4. In his talk, Dr. Inoue presents an experiment that he performed using colchicine-treated marine worm oocytes, which have built-in spindles because they are arrested in metaphase.
   1. In addition to the changes in birefringence, what else did he observe about the spindle?
   2. How was this observation determinant for understanding the mechanics of the mitotic spindle?
5. After Dr. Inoue and colleagues performed their initial experiments on changes in birefringence of the spindle fibers, they came up with a model to explain their observations.

   Which of the following are true statements about the model? Select all that apply.

   1. Their model assumes that polymers, which are in equilibrium with dissociated molecules, have no orientation.
   2. Their model explains how spindle birefringence changes based on experimental alterations.
   3. Their model explains that spindle fibers are in dynamic equilibrium.
   4. Their model states that polymerization is temperature-sensitive, with polymers dissociating at higher temperatures, up to a maximum.
   5. None of the above.
6. In the paper, Dr. Inoue and his colleague make use of heavy water (D2O) for their birefringent studies. [Paper]
   1. What is the basis of this type of perturbation, and what does the model predict for mitotic spindles in heavy water?
   2. Did Dr. Inoue’s results match the prediction?
7. In his talk, Dr. Inoue describes an experiment that Howard Fuhr carries out, in which he uses a UV laser beam to generate an area of reduced birefringence (Arb). Strikingly, the Arb migrates along the spindle while the birefringence remains unchanged.
   1. Which direction does the Arb migrate?
   2. Why doesn’t the Arb change in birefringence? What does this tell us about how the spindle is organized?
8. In the paper, Dr. Inoue and his colleague notice that the spindle can recover fairly rapidly after disruption, and they wonder whether these molecules are synthesized rapidly each time, or whether there is an available pool of these molecules from which to draw upon.

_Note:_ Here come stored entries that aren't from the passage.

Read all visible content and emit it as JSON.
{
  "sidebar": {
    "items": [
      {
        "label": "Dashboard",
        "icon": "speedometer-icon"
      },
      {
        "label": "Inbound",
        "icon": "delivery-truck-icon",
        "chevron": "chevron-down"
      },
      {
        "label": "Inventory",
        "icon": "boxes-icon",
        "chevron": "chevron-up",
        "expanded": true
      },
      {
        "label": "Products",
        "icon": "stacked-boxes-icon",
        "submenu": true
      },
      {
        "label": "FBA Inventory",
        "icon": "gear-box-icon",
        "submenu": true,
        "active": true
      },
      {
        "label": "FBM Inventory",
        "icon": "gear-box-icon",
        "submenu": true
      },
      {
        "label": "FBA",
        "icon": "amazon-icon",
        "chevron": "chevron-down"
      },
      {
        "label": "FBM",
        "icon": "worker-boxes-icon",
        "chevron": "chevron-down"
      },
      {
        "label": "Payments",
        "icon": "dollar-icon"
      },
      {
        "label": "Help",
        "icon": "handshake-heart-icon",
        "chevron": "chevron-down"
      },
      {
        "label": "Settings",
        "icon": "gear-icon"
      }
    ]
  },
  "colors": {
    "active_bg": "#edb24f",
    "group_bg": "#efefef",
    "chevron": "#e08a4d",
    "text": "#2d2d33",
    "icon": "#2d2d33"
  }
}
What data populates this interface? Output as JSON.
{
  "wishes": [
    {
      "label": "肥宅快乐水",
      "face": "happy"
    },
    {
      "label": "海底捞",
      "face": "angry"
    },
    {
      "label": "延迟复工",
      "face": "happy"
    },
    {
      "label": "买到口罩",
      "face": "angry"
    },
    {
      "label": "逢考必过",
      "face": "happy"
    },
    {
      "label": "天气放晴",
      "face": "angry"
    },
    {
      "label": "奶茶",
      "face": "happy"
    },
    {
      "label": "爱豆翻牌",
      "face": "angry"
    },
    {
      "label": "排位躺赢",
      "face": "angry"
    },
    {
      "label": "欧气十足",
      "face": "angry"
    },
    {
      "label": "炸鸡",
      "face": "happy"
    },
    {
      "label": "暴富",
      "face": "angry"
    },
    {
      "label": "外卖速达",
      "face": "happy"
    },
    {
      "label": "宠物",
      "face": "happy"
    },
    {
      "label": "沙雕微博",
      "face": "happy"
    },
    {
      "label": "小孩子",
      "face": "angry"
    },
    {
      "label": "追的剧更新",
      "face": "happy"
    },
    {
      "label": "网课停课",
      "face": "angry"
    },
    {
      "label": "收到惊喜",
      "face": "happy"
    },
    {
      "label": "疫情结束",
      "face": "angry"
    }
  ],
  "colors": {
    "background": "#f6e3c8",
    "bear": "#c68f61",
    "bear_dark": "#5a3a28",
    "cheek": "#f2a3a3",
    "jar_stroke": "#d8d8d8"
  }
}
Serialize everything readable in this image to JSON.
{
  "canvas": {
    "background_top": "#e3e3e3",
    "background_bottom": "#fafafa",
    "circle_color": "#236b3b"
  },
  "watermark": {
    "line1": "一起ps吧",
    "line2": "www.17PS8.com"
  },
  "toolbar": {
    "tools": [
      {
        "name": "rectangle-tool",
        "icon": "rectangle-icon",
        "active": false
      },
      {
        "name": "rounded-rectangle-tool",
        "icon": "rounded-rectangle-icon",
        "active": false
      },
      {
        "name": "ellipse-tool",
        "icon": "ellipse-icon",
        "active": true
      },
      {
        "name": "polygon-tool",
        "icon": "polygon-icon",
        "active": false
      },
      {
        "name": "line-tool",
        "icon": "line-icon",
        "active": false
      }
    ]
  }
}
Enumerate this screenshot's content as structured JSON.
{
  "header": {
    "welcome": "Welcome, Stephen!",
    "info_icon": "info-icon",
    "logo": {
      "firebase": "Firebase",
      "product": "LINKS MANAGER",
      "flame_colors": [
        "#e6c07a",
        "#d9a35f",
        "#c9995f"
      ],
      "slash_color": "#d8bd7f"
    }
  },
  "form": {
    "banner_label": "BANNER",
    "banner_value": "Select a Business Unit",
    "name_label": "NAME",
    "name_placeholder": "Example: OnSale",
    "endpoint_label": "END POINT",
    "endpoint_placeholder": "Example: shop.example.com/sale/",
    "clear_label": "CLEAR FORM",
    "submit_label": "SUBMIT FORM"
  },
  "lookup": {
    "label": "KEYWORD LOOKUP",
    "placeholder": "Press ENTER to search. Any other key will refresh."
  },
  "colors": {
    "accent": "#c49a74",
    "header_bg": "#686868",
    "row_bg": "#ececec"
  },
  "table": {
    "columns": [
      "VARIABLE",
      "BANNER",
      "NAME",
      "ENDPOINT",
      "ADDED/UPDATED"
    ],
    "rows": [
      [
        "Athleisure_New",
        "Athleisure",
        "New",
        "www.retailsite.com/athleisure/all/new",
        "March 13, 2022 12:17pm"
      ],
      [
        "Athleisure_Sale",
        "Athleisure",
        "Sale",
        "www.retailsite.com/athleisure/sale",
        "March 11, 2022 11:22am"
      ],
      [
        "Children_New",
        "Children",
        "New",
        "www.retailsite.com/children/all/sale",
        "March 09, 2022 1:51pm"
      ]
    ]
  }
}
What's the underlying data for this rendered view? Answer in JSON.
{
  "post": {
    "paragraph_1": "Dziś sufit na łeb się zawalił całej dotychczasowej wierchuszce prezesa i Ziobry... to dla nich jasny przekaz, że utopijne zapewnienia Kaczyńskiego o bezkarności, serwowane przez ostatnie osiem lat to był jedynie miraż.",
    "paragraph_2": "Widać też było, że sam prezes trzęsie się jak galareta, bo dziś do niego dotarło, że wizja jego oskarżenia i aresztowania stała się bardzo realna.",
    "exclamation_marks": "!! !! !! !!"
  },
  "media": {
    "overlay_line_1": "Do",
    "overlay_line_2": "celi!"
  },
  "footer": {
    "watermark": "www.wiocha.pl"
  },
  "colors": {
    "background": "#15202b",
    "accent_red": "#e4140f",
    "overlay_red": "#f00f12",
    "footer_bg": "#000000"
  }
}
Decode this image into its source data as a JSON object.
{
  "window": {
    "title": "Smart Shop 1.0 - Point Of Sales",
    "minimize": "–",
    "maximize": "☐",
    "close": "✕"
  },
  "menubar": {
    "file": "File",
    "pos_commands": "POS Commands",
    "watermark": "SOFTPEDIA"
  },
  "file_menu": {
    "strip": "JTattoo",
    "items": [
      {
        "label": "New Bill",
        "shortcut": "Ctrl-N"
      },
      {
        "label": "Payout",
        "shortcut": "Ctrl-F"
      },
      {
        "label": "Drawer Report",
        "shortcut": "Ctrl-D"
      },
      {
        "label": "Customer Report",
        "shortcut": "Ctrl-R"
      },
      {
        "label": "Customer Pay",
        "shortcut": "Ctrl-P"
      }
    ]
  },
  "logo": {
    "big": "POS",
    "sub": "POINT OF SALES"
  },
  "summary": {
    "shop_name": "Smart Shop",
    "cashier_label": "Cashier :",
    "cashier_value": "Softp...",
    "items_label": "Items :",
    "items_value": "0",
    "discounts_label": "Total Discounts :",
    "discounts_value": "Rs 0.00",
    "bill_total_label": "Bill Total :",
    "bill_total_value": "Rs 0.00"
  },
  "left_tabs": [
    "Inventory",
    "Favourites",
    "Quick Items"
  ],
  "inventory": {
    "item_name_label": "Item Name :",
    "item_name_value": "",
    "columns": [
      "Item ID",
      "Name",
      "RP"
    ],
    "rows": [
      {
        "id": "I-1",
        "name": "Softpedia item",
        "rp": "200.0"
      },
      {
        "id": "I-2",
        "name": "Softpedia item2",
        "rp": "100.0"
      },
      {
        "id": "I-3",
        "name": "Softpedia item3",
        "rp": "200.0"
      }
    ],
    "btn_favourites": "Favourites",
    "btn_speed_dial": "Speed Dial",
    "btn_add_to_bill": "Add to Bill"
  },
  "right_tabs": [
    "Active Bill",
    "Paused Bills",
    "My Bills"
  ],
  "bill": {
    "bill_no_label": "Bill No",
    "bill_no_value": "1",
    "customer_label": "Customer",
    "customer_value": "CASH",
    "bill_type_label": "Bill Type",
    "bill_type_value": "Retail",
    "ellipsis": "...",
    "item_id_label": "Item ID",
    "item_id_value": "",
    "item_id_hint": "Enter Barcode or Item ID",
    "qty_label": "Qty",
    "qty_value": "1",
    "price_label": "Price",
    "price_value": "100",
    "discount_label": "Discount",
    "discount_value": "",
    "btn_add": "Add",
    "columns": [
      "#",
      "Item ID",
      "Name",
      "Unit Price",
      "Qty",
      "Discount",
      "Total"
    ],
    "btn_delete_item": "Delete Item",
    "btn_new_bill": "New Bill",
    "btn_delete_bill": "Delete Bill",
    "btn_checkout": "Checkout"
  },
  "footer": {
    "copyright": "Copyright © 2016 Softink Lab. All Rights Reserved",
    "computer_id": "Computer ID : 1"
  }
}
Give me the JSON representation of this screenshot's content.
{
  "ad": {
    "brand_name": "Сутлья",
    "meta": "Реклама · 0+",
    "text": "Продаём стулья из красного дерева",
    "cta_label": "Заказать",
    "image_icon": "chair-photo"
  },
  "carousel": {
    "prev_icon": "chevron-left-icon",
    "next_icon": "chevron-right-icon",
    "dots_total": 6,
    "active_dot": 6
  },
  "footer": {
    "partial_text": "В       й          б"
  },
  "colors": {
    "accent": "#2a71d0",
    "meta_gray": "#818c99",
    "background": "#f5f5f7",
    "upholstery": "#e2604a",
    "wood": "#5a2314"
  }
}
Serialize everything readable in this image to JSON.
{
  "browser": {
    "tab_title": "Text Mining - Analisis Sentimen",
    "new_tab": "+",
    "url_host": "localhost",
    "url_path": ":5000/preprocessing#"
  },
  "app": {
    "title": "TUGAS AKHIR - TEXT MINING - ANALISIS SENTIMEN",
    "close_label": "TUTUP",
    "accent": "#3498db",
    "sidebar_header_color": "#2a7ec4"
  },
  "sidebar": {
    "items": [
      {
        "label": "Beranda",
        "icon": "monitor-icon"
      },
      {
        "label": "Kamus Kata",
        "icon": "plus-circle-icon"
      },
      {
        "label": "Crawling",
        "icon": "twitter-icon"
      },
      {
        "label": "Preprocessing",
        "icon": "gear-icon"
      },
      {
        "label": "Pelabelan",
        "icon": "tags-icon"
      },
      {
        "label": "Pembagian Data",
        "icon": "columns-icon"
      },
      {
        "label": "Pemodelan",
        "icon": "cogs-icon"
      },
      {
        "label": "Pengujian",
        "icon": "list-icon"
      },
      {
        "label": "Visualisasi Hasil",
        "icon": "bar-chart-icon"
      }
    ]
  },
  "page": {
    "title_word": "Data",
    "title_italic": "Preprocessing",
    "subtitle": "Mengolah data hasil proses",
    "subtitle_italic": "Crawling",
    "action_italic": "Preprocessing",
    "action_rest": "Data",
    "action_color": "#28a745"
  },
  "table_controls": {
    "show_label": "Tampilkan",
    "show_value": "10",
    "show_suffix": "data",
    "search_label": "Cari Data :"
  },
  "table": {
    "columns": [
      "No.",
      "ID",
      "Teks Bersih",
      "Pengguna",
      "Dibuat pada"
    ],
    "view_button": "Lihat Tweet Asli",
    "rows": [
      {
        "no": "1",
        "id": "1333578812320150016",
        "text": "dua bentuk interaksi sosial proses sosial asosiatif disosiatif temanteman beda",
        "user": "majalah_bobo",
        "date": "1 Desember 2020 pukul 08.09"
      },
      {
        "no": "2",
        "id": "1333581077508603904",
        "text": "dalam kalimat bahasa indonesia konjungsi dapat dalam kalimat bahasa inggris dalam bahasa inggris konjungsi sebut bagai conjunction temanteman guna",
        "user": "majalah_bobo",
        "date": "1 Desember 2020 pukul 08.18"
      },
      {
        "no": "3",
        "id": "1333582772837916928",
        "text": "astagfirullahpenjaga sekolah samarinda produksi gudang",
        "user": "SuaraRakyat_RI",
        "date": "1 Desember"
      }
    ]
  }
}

How do they go about testing each possibility? Select all that apply. [Paper]
   1. They measure the amount of protein in isolated spindles from heavy water compared to total cellular levels of protein.
   2. They use drugs such as Colcemid that change the birefringence of the spindle fibers.
   3. They use protein synthesis inhibitors such as actinomycin D, puromycin and chloramphenicol.
   4. None of the above.
9. In the paper, Dr. Inoue and his colleague emphasize that contraction should be brought about by slow removal of molecules from the polymerized filaments.
   Why is a slow rate so important for this process? [Paper]
10.  In the paper, which technique does Dr. Inoue and his colleague use to state the case that microtubule filaments underlie the spindle birefringence? [Paper]
    1. a. Electron microscopy
    2. b. Polarized light microscopy
    3. c. Video microscopy
    4. d. None of the above

Answers

1. Birefringence means that the object under surveillance has different optical properties when viewed using polarized light. These optical properties give insight on how molecules are organized, and changes in birefringence point to changes in the structure and organization of the observed molecules. Dr. Inoue used birefringence to observe the mitotic spindle because previous microscopy methods produced images that were too dark for live cell imaging, while taking photos of fixed cells introduced the possibility of artifacts from the fixation process.Video (4:38): “The microscope that is shown here is what I built when I came to Princeton in 1948 as a graduate student. And with the microscope, I was able to show what part of the cell was birefringent. Birefringence is a word I’ll keep on using that means it has different optical properties than the rest, which you can see by using a polarized light microscope. And by using polarized light, not only can you visualize a structure that is birefringent, but birefringence tells us how molecules are lined up, how they change, and so on. So, this is the special kind of microscope that I built for that purpose.”
2. b.
   268, “5. EFFECT OF HEAVY WATER ON SPINDLE BIREFRINGENCE” and Figs. 4-7, 9 and Table I.p. 268: “In the dynamic equilibrium model, structured water is believed to dissociate from the protein molecules upon polymerization. Substitution of heavy water (D20) for normal water (H20) might then be expected to alter the equilibrium. (…) When 45% D2O was applied at the appropriate stage of mitosis, the spindle birefringence was found to increase at least 2-fold, and the volume occupied by the birefringent spindle, to increase as much as 10-fold at times. Fig. 7 illustrates the rapid change in the responsiveness of the spindle to D2O (and temperature treatment) during mitosis in developing sea urchin eggs.”
3.  Dr. Inoue and colleagues found that dropping the temperature did away with the birefringence of the spindle fibers, but raising the temperature brought the birefringence back. This points to a dynamic system, in which molecules can associate and dissociate in a reversible fashion in some form of equilibrium. They then came up with the dynamic equilibrium model to explain the dynamic nature of the spindle fiber.p. 266: “3. DYNAMIC NATURE OF SPINDLE FIBERS – Their birefringence is abolished in a matter of seconds by treatment with low temperature in Chaetopterus oocytes (Inoue, 1952 a) and in Lilium pollen mother cells (Inoue, 1964). Upon return to normal temperature, they recover in the course of a few minutes, after which chromosome movement can continue (Inou6, 1964). Low temperature disintegration of the spindle can be repeated for as many as 10 times in the same cell. In Chaetopterusoocytes, Lilium pollen mother cells, Halistaura developing eggs, and Dissosteira spermatocytes, recovery from low temperature treatment is not affected by the duration of chilling, even up to several hours or longer (Inoue, 1952 b, and unpublished data).”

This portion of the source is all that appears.